Mon enfant radieuse, en moi, sait cela. Elle sait le faire. Elle sait dire "je vous dis ça mais ce n’est pas tout à fait de cela que je parle ; vous voyez le secret ? Je ne le sais pas pour vous, ce secret, c’est chacun le sien ! Moi, je vous parle de Farizade ou de Blanche Neige, mais c’est un secret, que je dis, qui est derrière. C’est pas vraiment de Farizade dont je parle, vous entendez, derrière ? "...
Si le conteur remplit cet espace, remplit ce vide (même avec sa propre compréhension !), c’est fini, tout est perdu, et même, c’est de la manipulation ( ou de la décharge). Mais si l’espace est laissé vide et sensible, comme des nuages qui passent, s’étirent, font des formes, tout ça, alors "ça le fait"... l’autre entre en lui-même et écoute "sa" Farizade.
c’est beau, beau !
Je disais toujours que les contes Merveilleux, ce sont les Cristaux de la psyché. j’ai toujours dit ça !!! et là, j’ai réussi à le faire ! Ah !!! ça fait plaisir !!!
C’est comme entrer dans le plan symbolique sensible, au delà du sens, mais au service du sens...

je ne sais pas du tout si on peut comprendre ces mots. c’est très difficile de parler de ça par écrit, et même de parler de ça tout court !

Les enfants m’ont beaucoup demandé si c’était vrai... c’est la question difficile de notre monde. j’ai répondu que ce n’était pas "réel" comme un autobus, mais que c’était "vrai" et qu’il fallait faire la différence. mais c’était trop difficile comme réponse. il faut que me vienne une autre, qui soit satisfaisante. car dedans, c’est vrai. mais quand on leur dit "c’est vrai dedans" ça tue pour eux la vérité de l’histoire, ça les déçoit... Ils veulent que ce qu’ils ont cru soit vrai "tout court". mais si on leur dit c’est vrai, ça a existé, ça n’est pas ça non plus, on leur ment, on se trompe de registre, et ça crée de la confusion. C’est un problème.... Les enfants ne m’avaient jamais autant posé la question. Sans doute parce que jamais comme aujourd’hui, je n’avais été crue... »

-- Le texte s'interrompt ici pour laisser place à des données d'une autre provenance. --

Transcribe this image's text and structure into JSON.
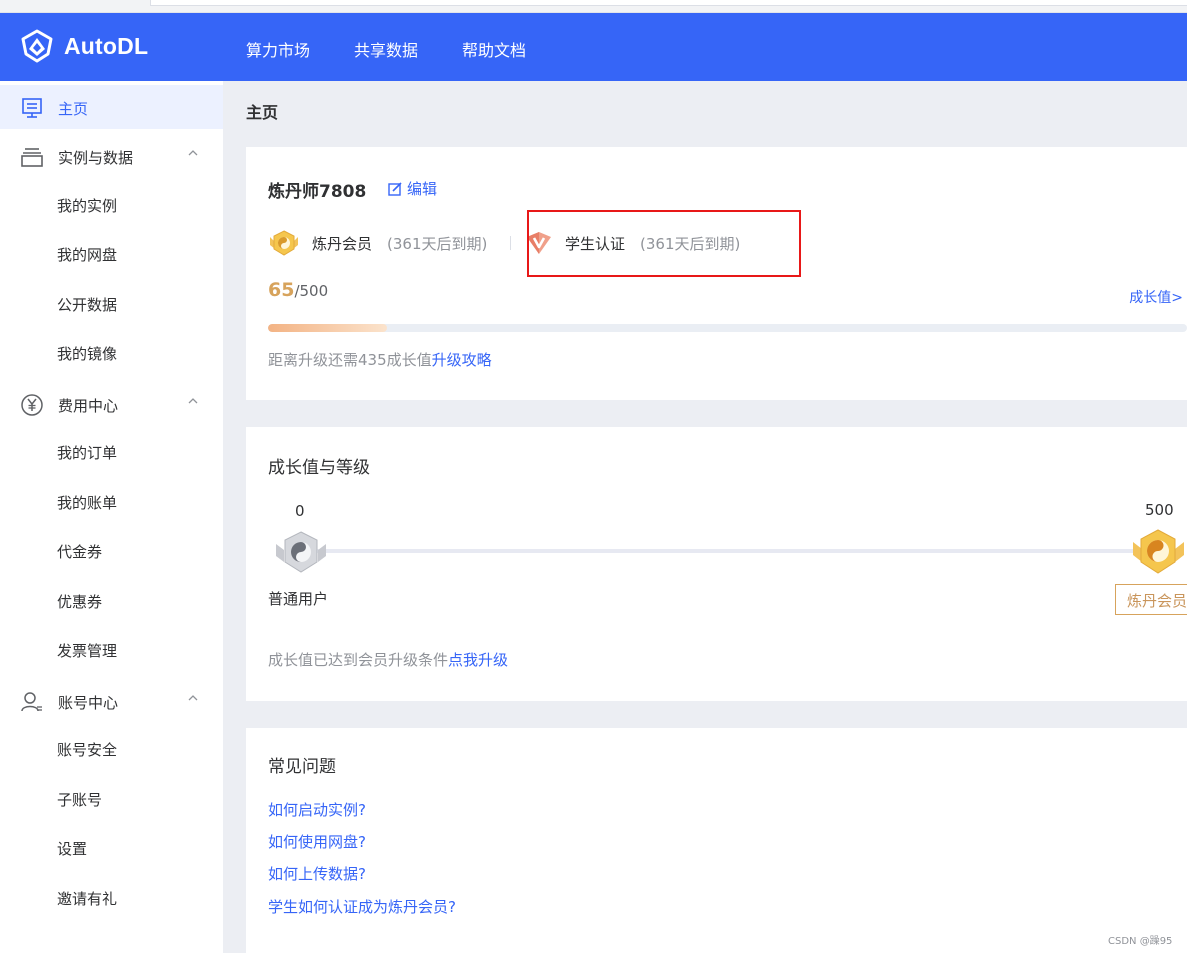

Avec la semaine qui a passé sur cette expérience, c’est l’idée de léger recul face au sens qui me semble important, de laisser vide l’espace du sens, même le sien ; pour que ça « flotte ».
Ce flottement laisse le conte se réorganiser tout à fait autrement. Quand on en arrive à laisser vide tout sens, on n’est pourtant pas perdu. On peut écouter encore plus profondément le conte.
La parole est tellement sous la domination du sens, que cette notion de s’en libérer tout à fait est vraiment intéressante.

Une autre réflexion m’est venue dans les jours qui ont suivi.

Tradition et Renouvellement

Dans notre monde, on s’accroche parfois à une forme traditionnelle, on la maintient, ou la rejette avec plus ou moins de rigidité. On cherche, entre tradition et modernité, un mariage ou un compromis le moins désastreux possible, le moins douloureux possible. Le syncrétisme tente une certaine sorte d’union des formes, comme par superposition, par analogie, enfin, à sa manière.

L’expérience ressentie l’autre jour m’a mise sur la piste d’une autre direction de recherche : celui de l’axe d’où naîtrait sans cesse des formes nouvelles, dans le cadre même de chaque tradition. Comme si chaque tradition avait son axe propre, et qu’il pouvait être un lieu de création et de renouveau, de surgissement vivant, mais gardant les fondements et principes de la tradition, ses valeurs, sa spécificité.
Une pauvre image de ce que je veux dire pourrait être celle-ci : la tradition pourrait se comparer à un feu d’artifice ; chaque bouquet d’étoiles s’épanouit et meurt, aussitôt suivi par un autre, d’une autre couleur. Si on s’accroche à cette belle rouge ou à cette belle bleu, on ne peut pas ! On est malheureux ! Mais si on cherche « ce qui lance tous ces bouquets », comme une racine profonde en nous, on peut alors facilement laisser mourir chaque forme.
Hélas, le plus souvent, les traditions ne font pas cela ; elles s’accrochent à la forme qui a surgi et s’emprisonnent dedans, la sanctifiant sans plus laisser surgir quoi que ce soit de la même source profonde.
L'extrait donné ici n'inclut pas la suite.